Now, however, the Federal Circuit Court of Appeals has granted Gevo’s motion to stay a status quo order. The appeals court said that the company had, at a minimum, "established a substantial case on the merits." Gevo added that it considers Butamax’s appeal, two requests for status quo orders, a request for a preliminary injunction and ongoing lawsuits as “a blatant attempt by Butamax and its parent companies to slow us down and give themselves some chance to reduce our multi-year lead in commercialization of bio-isobutanol,” according to a company press release.

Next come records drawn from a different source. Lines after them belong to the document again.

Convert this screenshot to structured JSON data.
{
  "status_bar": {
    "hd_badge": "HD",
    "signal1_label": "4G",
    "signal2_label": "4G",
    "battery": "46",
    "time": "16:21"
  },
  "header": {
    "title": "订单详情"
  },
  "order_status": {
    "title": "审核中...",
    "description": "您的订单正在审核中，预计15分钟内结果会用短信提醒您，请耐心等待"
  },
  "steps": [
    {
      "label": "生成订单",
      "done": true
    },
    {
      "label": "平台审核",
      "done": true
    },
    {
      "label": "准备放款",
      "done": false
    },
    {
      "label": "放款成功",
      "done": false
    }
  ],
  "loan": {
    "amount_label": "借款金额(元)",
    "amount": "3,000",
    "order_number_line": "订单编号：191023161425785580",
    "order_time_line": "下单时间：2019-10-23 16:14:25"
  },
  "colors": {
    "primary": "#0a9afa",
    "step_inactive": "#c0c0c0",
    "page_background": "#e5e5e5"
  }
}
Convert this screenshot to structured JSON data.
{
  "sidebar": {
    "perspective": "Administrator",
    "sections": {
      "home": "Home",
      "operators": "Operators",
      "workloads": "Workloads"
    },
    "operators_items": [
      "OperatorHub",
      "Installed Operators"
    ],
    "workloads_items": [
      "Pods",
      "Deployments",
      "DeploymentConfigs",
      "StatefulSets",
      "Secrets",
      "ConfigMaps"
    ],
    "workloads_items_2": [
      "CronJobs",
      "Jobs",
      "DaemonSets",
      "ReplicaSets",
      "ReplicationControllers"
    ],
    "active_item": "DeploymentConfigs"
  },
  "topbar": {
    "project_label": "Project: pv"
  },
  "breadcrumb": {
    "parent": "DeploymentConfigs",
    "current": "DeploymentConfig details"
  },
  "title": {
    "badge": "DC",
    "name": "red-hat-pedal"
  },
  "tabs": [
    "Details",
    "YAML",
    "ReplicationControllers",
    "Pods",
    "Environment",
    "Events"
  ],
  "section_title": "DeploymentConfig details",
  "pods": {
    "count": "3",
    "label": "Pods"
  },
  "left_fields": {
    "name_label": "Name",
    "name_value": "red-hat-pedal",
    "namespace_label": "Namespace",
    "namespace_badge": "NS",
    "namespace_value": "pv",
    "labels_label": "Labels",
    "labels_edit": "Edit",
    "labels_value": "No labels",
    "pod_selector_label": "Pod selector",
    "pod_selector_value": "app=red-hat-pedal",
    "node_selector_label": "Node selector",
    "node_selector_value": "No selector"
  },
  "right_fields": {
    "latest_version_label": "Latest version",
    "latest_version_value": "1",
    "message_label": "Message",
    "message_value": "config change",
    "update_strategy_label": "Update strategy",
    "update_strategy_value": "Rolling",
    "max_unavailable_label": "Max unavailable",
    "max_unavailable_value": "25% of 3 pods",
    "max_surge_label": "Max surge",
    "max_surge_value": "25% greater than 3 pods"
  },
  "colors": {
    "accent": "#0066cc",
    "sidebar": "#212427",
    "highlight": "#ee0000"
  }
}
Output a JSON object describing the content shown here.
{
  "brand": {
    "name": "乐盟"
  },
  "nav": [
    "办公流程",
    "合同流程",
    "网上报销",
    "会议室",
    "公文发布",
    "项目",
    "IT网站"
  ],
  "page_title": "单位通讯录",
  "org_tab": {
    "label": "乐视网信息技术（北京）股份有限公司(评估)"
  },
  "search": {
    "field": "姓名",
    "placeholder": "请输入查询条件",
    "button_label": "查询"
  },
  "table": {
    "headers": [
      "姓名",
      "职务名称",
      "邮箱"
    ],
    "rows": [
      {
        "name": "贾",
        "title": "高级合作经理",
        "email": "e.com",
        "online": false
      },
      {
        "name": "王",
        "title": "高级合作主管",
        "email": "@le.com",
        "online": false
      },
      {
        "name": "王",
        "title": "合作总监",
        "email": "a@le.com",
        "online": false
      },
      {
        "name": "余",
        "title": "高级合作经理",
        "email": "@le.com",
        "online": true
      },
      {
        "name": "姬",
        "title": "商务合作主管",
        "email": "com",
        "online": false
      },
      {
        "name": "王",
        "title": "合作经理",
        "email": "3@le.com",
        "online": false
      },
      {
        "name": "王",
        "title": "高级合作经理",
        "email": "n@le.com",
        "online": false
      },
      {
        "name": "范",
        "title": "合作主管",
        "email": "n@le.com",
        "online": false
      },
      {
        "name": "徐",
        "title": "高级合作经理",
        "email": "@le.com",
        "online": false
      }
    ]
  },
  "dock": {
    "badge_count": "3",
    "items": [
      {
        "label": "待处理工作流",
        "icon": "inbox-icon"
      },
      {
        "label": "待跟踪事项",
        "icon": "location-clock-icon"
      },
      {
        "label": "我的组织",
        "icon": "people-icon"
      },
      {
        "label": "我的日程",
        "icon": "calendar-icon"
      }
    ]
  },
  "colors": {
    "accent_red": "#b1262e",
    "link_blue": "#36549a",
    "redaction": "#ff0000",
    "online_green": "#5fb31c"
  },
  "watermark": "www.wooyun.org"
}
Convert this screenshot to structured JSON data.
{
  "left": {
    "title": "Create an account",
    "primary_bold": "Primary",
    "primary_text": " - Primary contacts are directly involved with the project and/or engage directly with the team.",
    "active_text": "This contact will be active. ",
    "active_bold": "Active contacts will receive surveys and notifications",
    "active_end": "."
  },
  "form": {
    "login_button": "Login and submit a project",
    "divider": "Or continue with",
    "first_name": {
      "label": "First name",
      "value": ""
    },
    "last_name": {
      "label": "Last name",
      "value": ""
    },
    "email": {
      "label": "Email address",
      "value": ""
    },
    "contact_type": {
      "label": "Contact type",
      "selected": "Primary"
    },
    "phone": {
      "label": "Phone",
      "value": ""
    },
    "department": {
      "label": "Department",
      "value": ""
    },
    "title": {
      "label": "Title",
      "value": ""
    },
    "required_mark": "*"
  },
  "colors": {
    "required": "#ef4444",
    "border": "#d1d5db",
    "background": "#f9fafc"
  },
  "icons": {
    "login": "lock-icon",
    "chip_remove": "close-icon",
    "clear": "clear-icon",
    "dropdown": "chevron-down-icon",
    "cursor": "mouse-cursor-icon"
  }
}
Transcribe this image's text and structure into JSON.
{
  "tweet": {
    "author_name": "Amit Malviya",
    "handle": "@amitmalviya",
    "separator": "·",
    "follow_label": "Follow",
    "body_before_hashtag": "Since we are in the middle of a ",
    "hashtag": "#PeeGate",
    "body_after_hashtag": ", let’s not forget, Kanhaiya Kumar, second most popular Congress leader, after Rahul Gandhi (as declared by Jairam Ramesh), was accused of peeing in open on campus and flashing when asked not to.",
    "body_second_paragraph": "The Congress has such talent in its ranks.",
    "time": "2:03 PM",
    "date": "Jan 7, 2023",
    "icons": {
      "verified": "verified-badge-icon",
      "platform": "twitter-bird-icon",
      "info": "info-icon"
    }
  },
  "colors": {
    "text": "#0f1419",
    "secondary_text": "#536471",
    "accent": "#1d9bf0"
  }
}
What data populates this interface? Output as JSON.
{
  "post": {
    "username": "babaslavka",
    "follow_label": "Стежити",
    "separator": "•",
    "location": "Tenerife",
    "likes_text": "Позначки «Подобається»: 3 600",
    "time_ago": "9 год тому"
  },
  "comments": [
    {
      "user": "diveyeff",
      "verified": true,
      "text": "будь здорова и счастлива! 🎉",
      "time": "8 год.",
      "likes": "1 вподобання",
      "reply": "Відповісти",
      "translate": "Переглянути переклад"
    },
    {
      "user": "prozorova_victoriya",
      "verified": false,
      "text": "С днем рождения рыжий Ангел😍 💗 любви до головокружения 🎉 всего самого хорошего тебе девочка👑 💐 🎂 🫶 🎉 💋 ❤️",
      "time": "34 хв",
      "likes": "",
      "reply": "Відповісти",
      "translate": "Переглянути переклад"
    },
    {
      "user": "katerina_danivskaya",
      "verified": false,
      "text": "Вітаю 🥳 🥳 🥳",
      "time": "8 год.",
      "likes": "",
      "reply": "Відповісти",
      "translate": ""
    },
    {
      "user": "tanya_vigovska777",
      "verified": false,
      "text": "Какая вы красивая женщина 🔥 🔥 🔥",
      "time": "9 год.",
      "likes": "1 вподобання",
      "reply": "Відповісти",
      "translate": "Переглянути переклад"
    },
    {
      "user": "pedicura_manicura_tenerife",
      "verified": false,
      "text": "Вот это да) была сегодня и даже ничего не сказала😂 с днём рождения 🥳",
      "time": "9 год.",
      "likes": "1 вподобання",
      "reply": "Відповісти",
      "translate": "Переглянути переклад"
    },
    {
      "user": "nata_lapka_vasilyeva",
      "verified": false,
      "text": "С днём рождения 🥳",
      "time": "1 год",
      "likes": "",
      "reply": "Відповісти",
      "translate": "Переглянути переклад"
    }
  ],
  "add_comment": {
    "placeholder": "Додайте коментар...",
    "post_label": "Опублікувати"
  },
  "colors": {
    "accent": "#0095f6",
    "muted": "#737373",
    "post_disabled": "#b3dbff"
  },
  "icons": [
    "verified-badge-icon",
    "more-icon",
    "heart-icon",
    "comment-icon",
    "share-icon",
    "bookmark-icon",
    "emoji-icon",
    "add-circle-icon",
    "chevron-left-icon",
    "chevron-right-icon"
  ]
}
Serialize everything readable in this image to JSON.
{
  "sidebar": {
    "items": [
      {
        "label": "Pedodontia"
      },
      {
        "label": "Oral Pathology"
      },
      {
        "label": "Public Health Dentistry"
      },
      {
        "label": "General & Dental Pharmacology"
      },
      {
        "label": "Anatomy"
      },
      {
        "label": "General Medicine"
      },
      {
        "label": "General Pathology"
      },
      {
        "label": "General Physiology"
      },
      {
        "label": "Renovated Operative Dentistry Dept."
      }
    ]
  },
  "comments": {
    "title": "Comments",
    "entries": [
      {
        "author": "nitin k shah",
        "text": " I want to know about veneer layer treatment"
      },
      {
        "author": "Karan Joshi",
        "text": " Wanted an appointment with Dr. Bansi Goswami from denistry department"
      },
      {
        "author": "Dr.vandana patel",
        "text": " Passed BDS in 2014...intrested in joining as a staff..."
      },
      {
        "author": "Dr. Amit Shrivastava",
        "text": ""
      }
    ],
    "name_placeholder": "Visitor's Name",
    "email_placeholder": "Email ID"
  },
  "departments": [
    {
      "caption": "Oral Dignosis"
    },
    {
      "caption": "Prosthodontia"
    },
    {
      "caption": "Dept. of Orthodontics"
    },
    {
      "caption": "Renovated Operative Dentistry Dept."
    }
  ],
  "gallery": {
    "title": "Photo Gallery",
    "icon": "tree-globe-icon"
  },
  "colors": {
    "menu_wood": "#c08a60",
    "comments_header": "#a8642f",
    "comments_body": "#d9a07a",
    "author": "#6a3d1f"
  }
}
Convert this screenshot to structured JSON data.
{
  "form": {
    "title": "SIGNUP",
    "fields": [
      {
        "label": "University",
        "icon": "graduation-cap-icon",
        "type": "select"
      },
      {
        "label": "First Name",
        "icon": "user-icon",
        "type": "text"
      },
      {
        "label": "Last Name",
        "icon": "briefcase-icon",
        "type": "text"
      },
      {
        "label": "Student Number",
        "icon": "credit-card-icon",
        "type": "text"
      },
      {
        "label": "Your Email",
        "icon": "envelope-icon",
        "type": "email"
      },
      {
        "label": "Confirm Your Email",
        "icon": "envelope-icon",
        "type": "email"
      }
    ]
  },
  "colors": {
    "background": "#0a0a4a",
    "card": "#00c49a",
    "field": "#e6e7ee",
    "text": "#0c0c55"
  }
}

Gevo announced July 10 that it had produced measurable amounts of isobutanol at the retrofitted ethanol plant located in Luverne. Butamax, a  joint venture between BP and DuPont, has signed up 11 ethanol plants with combined capacities of nearly 900 MMgy to its early adopters group, ethanol plants investigating the possibly of converting to biobutanol production. Big River Resources LLC, which owns four ethanol plants in three states, joined the group in late June.

Gevo and Butamax are locked in an ongoing legal battle over intellectual property rights for bio-based butanol technology. The week of Aug. 6, Butamax filed two separate lawsuits against Gevo, one asking the court to rule that Butamax does not infringe on Gevo’s 8,232,089 patent and another claiming that Gevo is infringing on Butamax’s 8,222,017 patent. “Butamax and its shareholders have invested significant resources in developing the foundational and advanced technology for isobutanol production and we protect this innovative technology with a robust patent portfolio,” said Paul Beckwith, Butamax CEO. “These additional lawsuits reflect Butamax’s commitment to protect our technology for our customers and shareholders.”

Gevo countered that the lawsuit alleging infringement would be found to show no merit and pointed out that it is also challenging the validly of Butamax’s patent in court. "We don't infringe the enzyme claimed in Butamax's patent," said Brett Lund, executive vice president and general counsel of Gevo. "Gevo previously developed and patented a modified E. coli KARI enzyme, and since then, our technology has advanced well beyond this. Our industry-leading process now utilizes an enzyme that is not derived from, or in any way related, to the E. coli KARI enzyme described in the newly issued patent. We provided proof of our non-infringement to Butamax and they still sued us."